Paula se limitó a mirarlo boquiabierta.


Colin dijo:
—Te está preguntando que qué crees que debería hacer sobre sus vacaciones en Edilean. —Parecía hacerle mucha gracia lo que acababa de presenciar.


—¡Pedro! —consiguió exclamar Paula.


Colin resopló.


—Te la has ganado —dijo Colin, dirigiéndose a Pedro. Al ver que Paula hacía ademán de hablar, se lo impidió—. ¿Sueles hacer este tipo de cosas a menudo?


—Antes sí —contestó Pedro—. Estuve trabajando un par de años en Hollywood como doble.


Colin lo miró de arriba abajo.


—¿Sigues en forma?


—Lo intento. ¿Qué tienes en mente?


—A veces los turistas se quedan atrapados en la reserva y tenemos que rescatarlos. Yo estoy más cerca, así que suelo ser el primero en llegar. A veces necesito ayuda.


Pedro sonrió al recordar que Paula había ensalzado a ese hombre y a su hermano como si fueran superhéroes que rescataban personas. Ni de coña iba a rechazar la posibilidad de ayudar... y tal vez de impresionar a Paula.


—¿Tienes el móvil a mano? Te doy mi número.


Colin le pasó el móvil, tras lo cual Pedro se llamó a sí mismo y después guardó el número con su nombre antes de devolverle el teléfono.


—En cualquier momento, de día o de noche, estaré encantado de ayudar. Tengo experiencia con las cuerdas y la escalada, pero nunca he participado en un rescate. Al menos, no de verdad.


Colin sonrió.


—Bienvenido a Edilean. —Miró a Paula—. Me alegro de que esta vez te hayas buscado a uno que sea útil —murmuró, y echó a andar hacia su despacho.


—Saluda a Gemma de mi parte —le gritó Paula antes de mirar de nuevo a Pedro.


—Tengo tres semanas de vacaciones. —Aún parecía esperar una respuesta.
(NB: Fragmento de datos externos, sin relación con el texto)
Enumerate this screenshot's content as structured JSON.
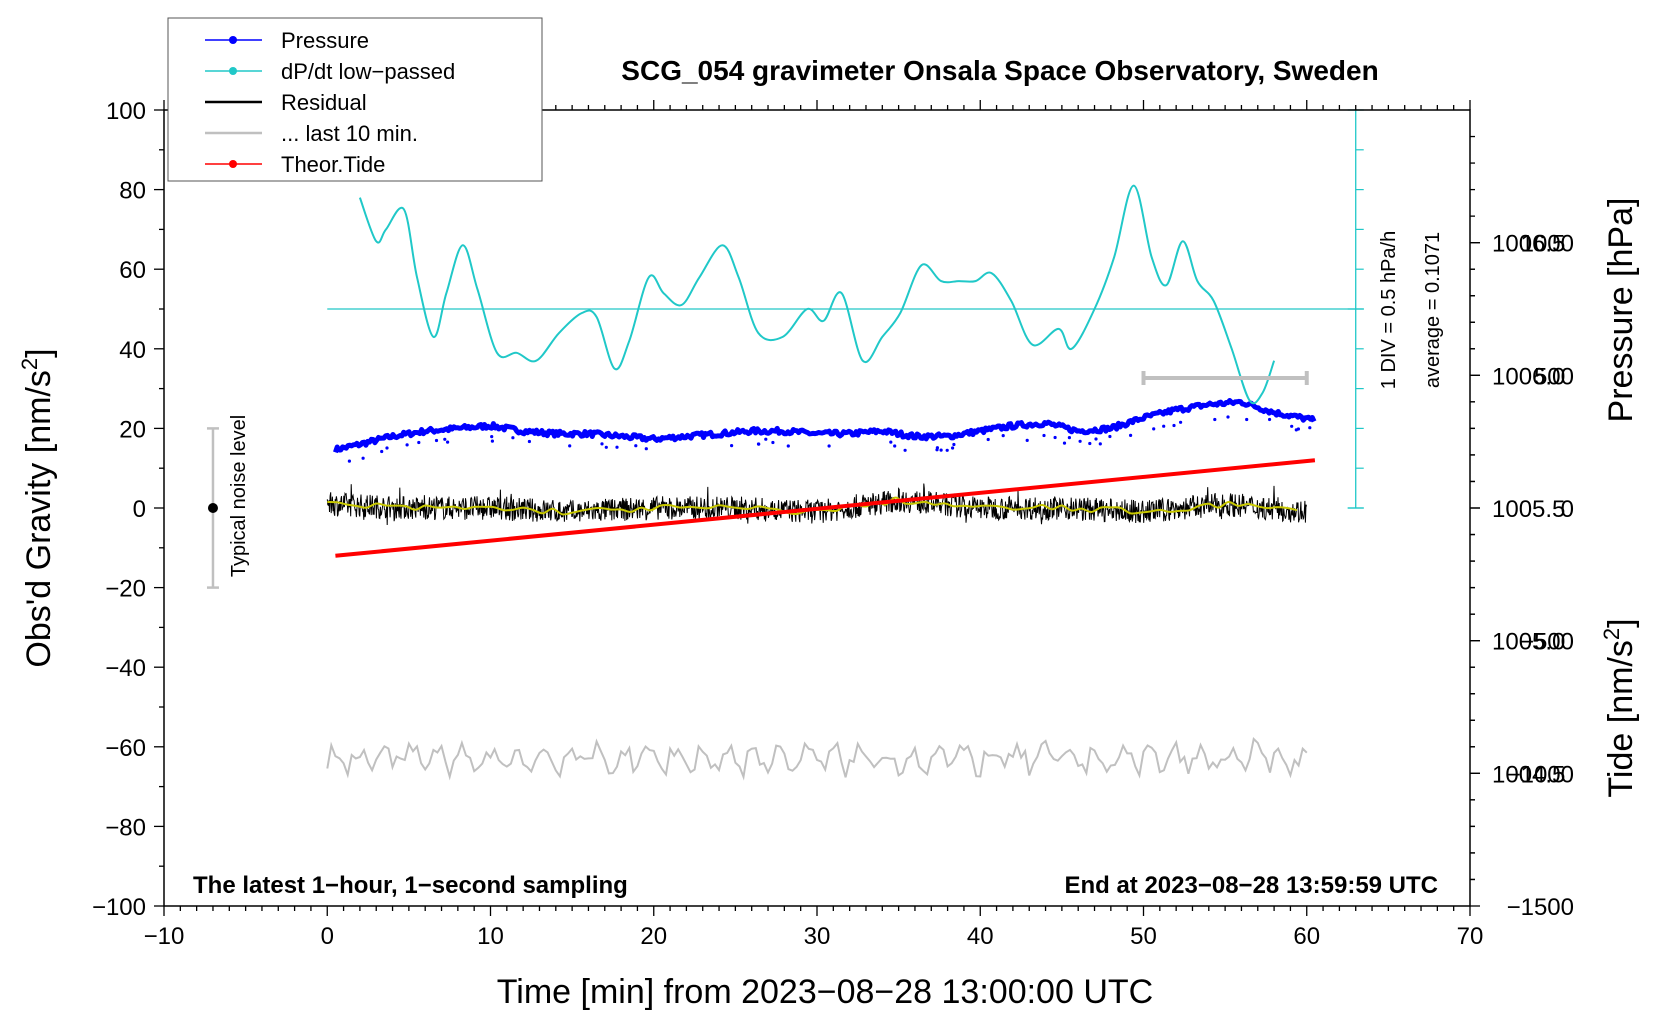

—Mi hijo quiere agradecérselo —terció en ese momento la madre del niño, y Pedro se arrodilló junto al pequeño.


—Gracias —dijo el niño, que abrazó a Pedro. La hermana, para no sentirse desplazada, también lo abrazó.


La madre sonrió a Pedro, y su mirada se demoró un pelín más de la cuenta.


—Si le parece, podríamos invitarlo a cenar algún día.


Los ojos de Pedro adquirieron una vez más ese brillo seductor.


—Eso sería...


—Está ocupado —lo interrumpió Paula, que despachó a la mujer con la mirada.


Sin dejar de sonreír, la mujer cogió a sus hijos y se fue.


—¿Puedes concertar una cita? —le preguntó él.


Pedro, lo que acabas de hacer es muy peligroso —le dijo—. Podrías haberte hecho daño. Podrías haberte...


Pedro se inclinó y la besó en la mejilla.


—He descubierto que me gusta que alguien se preocupe por mí.


—¿Eso quiere decir que vas a hacer más tonterías como esta? No tiene sentido arriesgar la vida por un simple globo.


—Mi vida no ha corrido peligro en ningún momento y me daba lo mismo el globo. Lo he hecho al ver la expresión que había en los ojos de ese niño.


Paula no sabía qué replicar a eso, ya que tenía razón.


—Bueno, ¿qué me dices de esa cita con el hombre con quien quiere casarse mi madre?


—Estamos en Edilean. No necesitas concertar una cita. Seguramente el señor Layton esté en su tienda ahora mismo, así que podemos acercarnos y puedes hablar con él.


—¿Qué excusa le daremos?


—Diremos que hemos pasado para saludar —contestó Paula, frustrada y un poco molesta por su formalidad... y por su forma de coquetear con la madre de los niños—. Le preguntaré cómo está Maria o algo del estilo. ¡Lo que faltaba!


—¿Qué pasa? —preguntó él.


—Ahí está mi hermano. Seguro que Colin lo ha llamado. 
¡Soplón! Ahora te interrogará hasta que no te quede nada dentro. No será agradable.